Azzam mengangguk sesaat, "Apalagi ditambah, kamu ga support kakak sama sekali tadi, ngasih semangat gitu."

"Yah maaf kak, gimana mau nyemangatin kakak, aku aja lagi habis energi."

"Iya gapapa kakakmu ini selalu pengertian kok. Ini kapan adeknya yang ngertiin."

"Maksudnya?"

"Bantu lobi ibu dong, supaya beliau ngerestuin kakak sama Ratih. Kan kamu deket sama ibu."

Deket? decak Sasha dalam hati, membuang kasar nafasnya. Baginya statement itu bagai lelucon.

Pernyataan itu tak sepenuhnya keliru, Sasha memang dekat dengannya, sekadar fisik, bukan hati. Sasha tak cukup berkeyakinan perempuan paruh baya tersebut bersedia mendengarkannya. Jika Kak Azzam meminta untuk membujuknya. Karena, Sasha pun merasa jauh dengan perempuan tersebut. Tidak seperti teman-temannya.

"Ratih siapa kak?"

"Calon kakak ipar Sasha. Nanti kakak kenalin deh. Pasti beliau bisa jadi temen baik kamu."

"Ya, kalo aku bisa ya kak." Sasha tak yakin.

Azzam begitu antusias dan gembira. "Yee, makasih adikku cintaku" mencubit pipi adiknya yang chubby.

"Aw..." menjerit sakit pipinya memerah.

"Maaf."

"Btw, ini kamu ngeprint CV, mau ngelamar kerja kemana?"

"Kemana-mana hatiku senang."

Azzam membulatkan mata sempurna, greget tak menampik jawaban.

"Ke Marketing Agency N, tempat salah satu alumni kerja, kemarin ngabarin lagi ada loker katanya."

"Jadi?"

"Video Editor."

"Oke, goodluck ya." mengacak rambut adiknya. "Jangan tidur malem-malem nanti pusing kepalanya!" saran Azzam seraya berjalan menutup pintu, pergi yang dibalas anggukan Sasha.
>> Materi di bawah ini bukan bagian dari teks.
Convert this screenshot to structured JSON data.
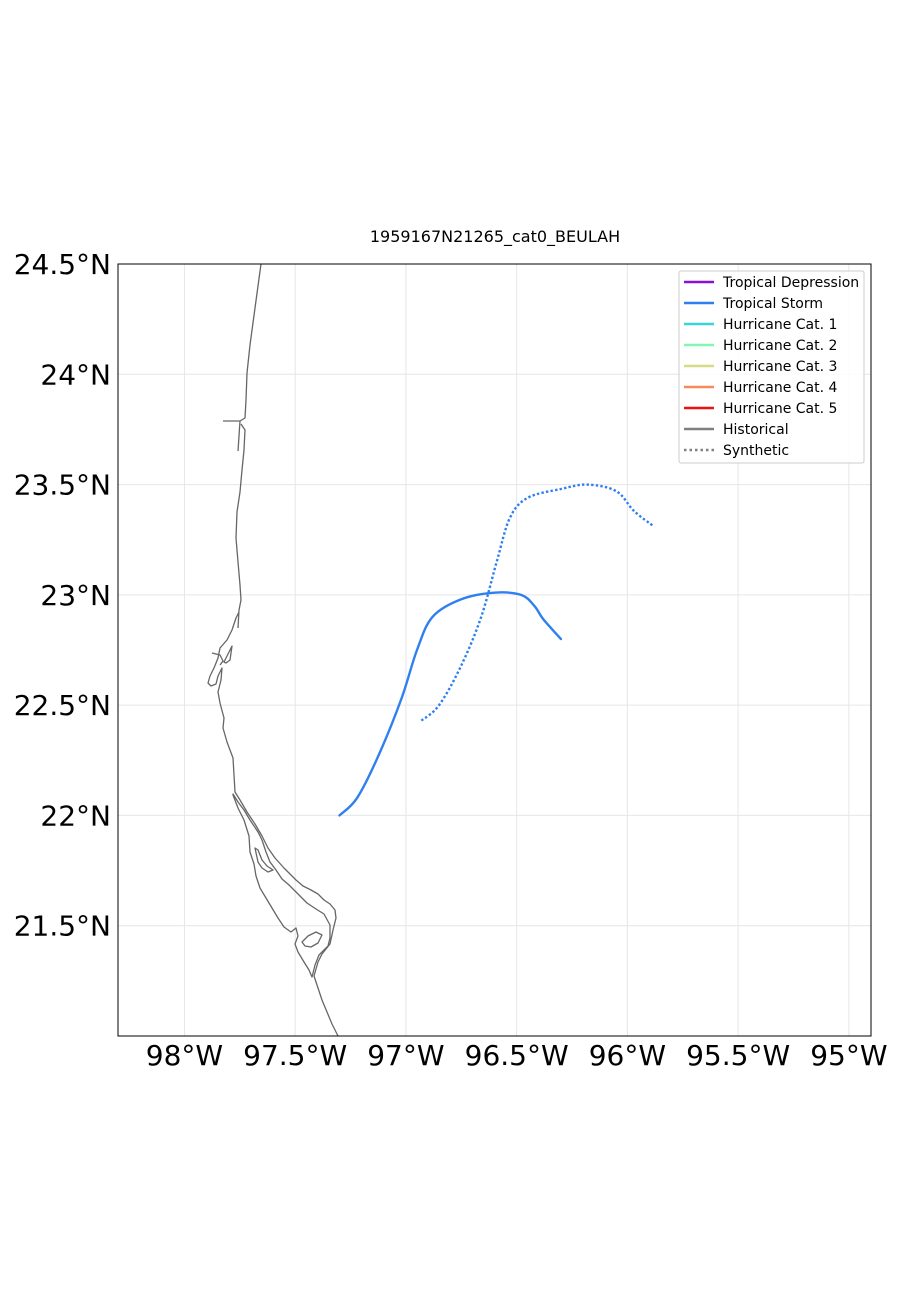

Tangan kanan Sasha memberi hormat. "Siap kak." Lanjut, menata berkas-berkasnya di atas meja. Mematikan daya laptop serta printer secara berurutan. Dan menutup harinya dengan tertidur.

****

Pria berkemeja biru kotak-kotak memasang kancing di lengan bajunya. Ia pun memperhatikan penampilannya di cermin, menyisir rambutnya hingga klimis. Lain halnya, dengan Sasha yang sedang memakaikan sepatu di kakinya yang sudah berkaus kaki dengan tas hitam menempel di pundaknya.

"Kak mau ke Konveksi, bukan?"

"Iya kaya biasa."

"Boleh tolong anterin Sasha dulu, nggak?" dengan wajah merajuk.

"Boleh dong."

"Kemana Zam?" Ibu mengernyitkan dahi, tidak tahu menahu Sasha akan pergi serta konteks yang mereka sedang bicarakan.

"Ngelamar kerja katanya."

"Loh..., nggak akan kuliah?" Keheranan.

"Nggak lah Bu, mau cari pengalaman kerja dulu."

"Ngelamar kerja di mana?"

"Di Marketing Agency N"

"Tempat kecil deket klinik itu?" Makin heran.

"Ya."

"Yang bener aja dong, Sha! Masa kamu mau kerja di tempat begitu. Anak-anak temennya ibu pekerjaannya pada mentereng tau. Mau disimpen di mana muka ibu?"